Share

3 || Kejutan Tak Terduga

"Riana!" Alina yang baru saja datang berlari masuk ke kamar Riana dengan tergesa-gesa. 

"Ada apa?" Riana yang baru habis mandi bertanya bingung. 

Alina masih mengatur napas, memegang kedua tangan Riana dengan mimik serius. 

"Reyhan, dia ada di sini!"

Riana terkejut. Alina pasti berbohong. Mana mungkin Reyhan diizinkan masuk ke rumah. 

"Tidak mungkin Reyhan kemari, Alina!" Riana menghadap cermin, menyisir rambutnya. 

"Aku tidak berbohong. Aku benar-benar melihat Reyhan. Dia memakai pakaian sangat rapi. Apa mungkin dia  memberanikan diri datang untuk melamarmu?"

Riana menggeleng tidak percaya.  Tanpa berpikir lagi, Riana berlari keluar dari kamar, jantungnya berdetak kencang. Riana terus berlari melewati koridor panjang. Beberapa pelayan yang melihatnya membungkuk memberi hormat. 

Riana harus berlari memutar untuk mencapai tangga karena letak kamarnya berada di ujung koridor.

Satu persatu Riana menuruni anak tangga. Sosok itu ada di depan sana, berdiri tegap dengan tatapan lurus bergeming menatapnya. Napas Riana tersengal, senyum Riana terukir hangat melihat Reyhan benar-benar ada di hadapannya. Riana ingin mendekat dan memeluk lelaki yang begitu dia rindukan.
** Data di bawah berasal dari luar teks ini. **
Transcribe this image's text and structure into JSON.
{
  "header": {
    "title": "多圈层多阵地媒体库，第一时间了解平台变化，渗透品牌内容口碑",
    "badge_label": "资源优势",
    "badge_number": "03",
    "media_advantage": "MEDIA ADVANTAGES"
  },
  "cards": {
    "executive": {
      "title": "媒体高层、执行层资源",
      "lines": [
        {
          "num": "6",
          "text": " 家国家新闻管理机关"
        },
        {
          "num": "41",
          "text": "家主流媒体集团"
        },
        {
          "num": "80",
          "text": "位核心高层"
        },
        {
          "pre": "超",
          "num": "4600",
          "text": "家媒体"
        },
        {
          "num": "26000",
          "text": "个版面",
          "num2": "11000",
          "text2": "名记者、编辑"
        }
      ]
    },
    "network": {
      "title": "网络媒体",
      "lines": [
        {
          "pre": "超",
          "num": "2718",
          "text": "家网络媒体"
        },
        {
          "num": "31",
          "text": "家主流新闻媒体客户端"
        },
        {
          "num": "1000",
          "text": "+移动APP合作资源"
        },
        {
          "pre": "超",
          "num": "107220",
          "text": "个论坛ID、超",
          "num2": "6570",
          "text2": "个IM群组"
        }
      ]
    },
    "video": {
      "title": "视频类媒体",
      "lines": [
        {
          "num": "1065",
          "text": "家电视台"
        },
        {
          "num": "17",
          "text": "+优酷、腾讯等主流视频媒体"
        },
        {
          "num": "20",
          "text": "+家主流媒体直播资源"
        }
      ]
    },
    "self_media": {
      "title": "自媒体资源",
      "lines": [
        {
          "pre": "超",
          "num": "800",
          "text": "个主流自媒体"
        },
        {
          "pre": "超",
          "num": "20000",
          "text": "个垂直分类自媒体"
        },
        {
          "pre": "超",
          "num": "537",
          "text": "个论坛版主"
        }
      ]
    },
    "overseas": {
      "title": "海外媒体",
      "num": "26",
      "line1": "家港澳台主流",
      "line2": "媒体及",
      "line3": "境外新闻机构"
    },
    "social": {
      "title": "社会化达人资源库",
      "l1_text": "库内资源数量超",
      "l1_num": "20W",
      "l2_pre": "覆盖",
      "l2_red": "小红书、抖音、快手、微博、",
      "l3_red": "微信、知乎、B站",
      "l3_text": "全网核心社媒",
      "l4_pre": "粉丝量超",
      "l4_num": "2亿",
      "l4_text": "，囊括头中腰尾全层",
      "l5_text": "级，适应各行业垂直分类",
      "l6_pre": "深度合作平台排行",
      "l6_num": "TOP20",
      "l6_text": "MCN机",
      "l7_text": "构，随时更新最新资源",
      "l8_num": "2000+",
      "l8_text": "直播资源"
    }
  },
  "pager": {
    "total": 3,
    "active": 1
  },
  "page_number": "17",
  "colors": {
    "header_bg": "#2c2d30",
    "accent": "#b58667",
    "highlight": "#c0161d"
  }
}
Langkah Riana tertahan, bukan hanya Reyhan seorang, ada pengawal lainnya yang berjaga di depan pintu utama. 

Riana hendak menyapa, lebih dulu  Reyhan membungkukkan badannya seakan memberi hormat. Alis Riana bertaut, mengikuti arah pandang Reyhan pada seseorang yang muncul dari arah belakang. 

"Kau sudah datang, Abimanyu!" Rudi berseru, menyambut Reyhan dengan senyuman. 
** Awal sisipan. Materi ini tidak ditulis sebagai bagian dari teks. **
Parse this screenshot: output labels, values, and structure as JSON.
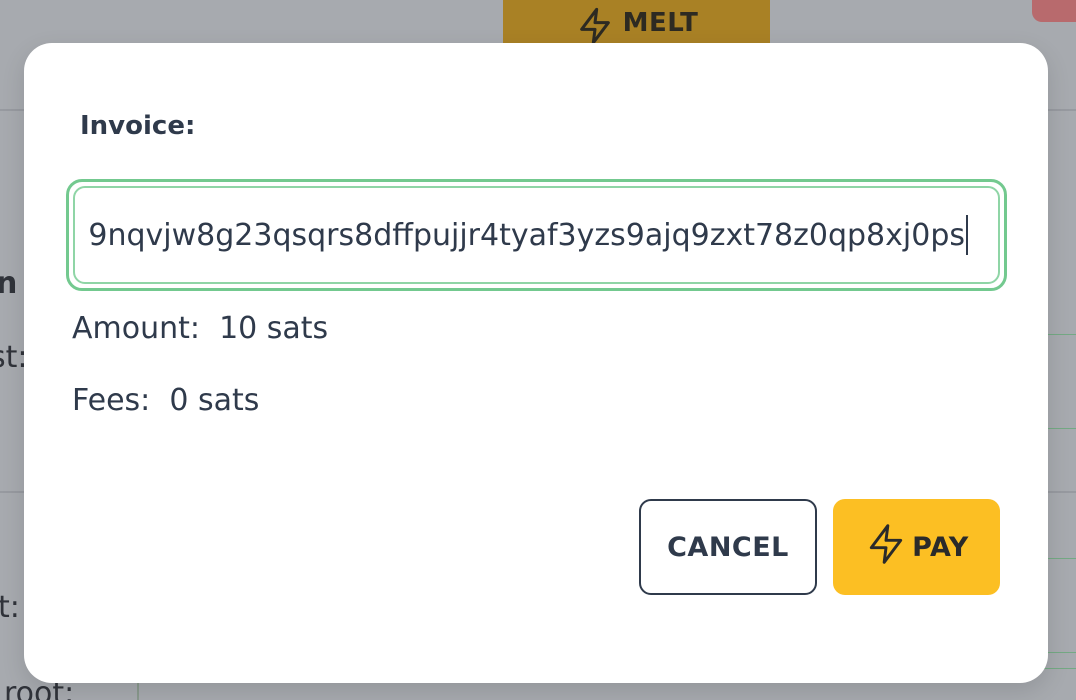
{
  "background": {
    "melt_label": "MELT",
    "fragments": {
      "left_top": "n",
      "left_second": "st:",
      "left_third": "t:",
      "left_bottom": "root:"
    }
  },
  "dialog": {
    "invoice_label": "Invoice:",
    "invoice_value": "9nqvjw8g23qsqrs8dffpujjr4tyaf3yzs9ajq9zxt78z0qp8xj0ps",
    "amount_text": "Amount:  10 sats",
    "fees_text": "Fees:  0 sats",
    "cancel_label": "CANCEL",
    "pay_label": "PAY"
  },
  "icons": {
    "melt": "lightning-bolt-icon",
    "pay": "lightning-bolt-icon"
  },
  "colors": {
    "accent_yellow": "#fcbf23",
    "input_focus_green": "#73c98f",
    "text_dark": "#2f3a4b",
    "overlay_gray": "#a7aaaf"
  }
}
Riana tercengang melihat Rudi menyebut Reyhan dengan nama Abimanyu. Pasti ada yang salah dengan ayahnya, Riana tidak mungkin salah dengar! pikirnya. 

"Kenapa wajahmu kaget begitu? Dia Abimanyu, pengawal pribadi yang ayah pekerjakan untukmu!"

"Salam kenal, Nona Riana!" Reyhan menyapa sopan dengan membungkuk. 

Riana mendadak lemas, dia hampir terjatuh. Untung saja ada Alina yang dengan sigap menahan tubuh Riana dari belakang. 

"Malam nanti ada perjamuan keluarga, sebaiknya kau bersiap!" titah Rudi sebelum akhirnya beranjak pergi. 

Riana menatap sedih ke arah Reyhan yang berdiri sigap dengan pandangan lurus ke depan. Bersikap sebagai seorang pengawal yang selalu siap menerima perintah. 

Riana membalikkan badan, menyeka air mata yang sudah mengambang. Alina menatap iba, menepuk punggung Riana seraya menguatkan. 

"Aku harus pergi, ibuku tadi menelepon. Apa kau baik-baik saja?" Alina sedikit berbisik. 

Riana mengangguk, berlari naik  menuju kamarnya. 

***

Riana sejak tadi mondar-mandir di kamarnya. Tampak sedang berpikir soal Reyhan. Rudi tidak pernah melihat Reyhan, dia bahkan enggan untuk mengenalnya. Lalu, bagaimana bisa Reyhan datang sebagai pengawal pribadinya?! 

Semua pemikiran itu mengusik ketenangan Riana. Dia harus mencari cara agar bisa menanyakan Reyhan secara langsung. Suara ketukan pintu membuat Riana sedikit terlonjak. 

"Non Riana, tuan besar meminta Non untuk segera turun!"

"Pergilah! Sebentar lagi aku akan turun."

Amina membungkuk dan berangsur beranjak. 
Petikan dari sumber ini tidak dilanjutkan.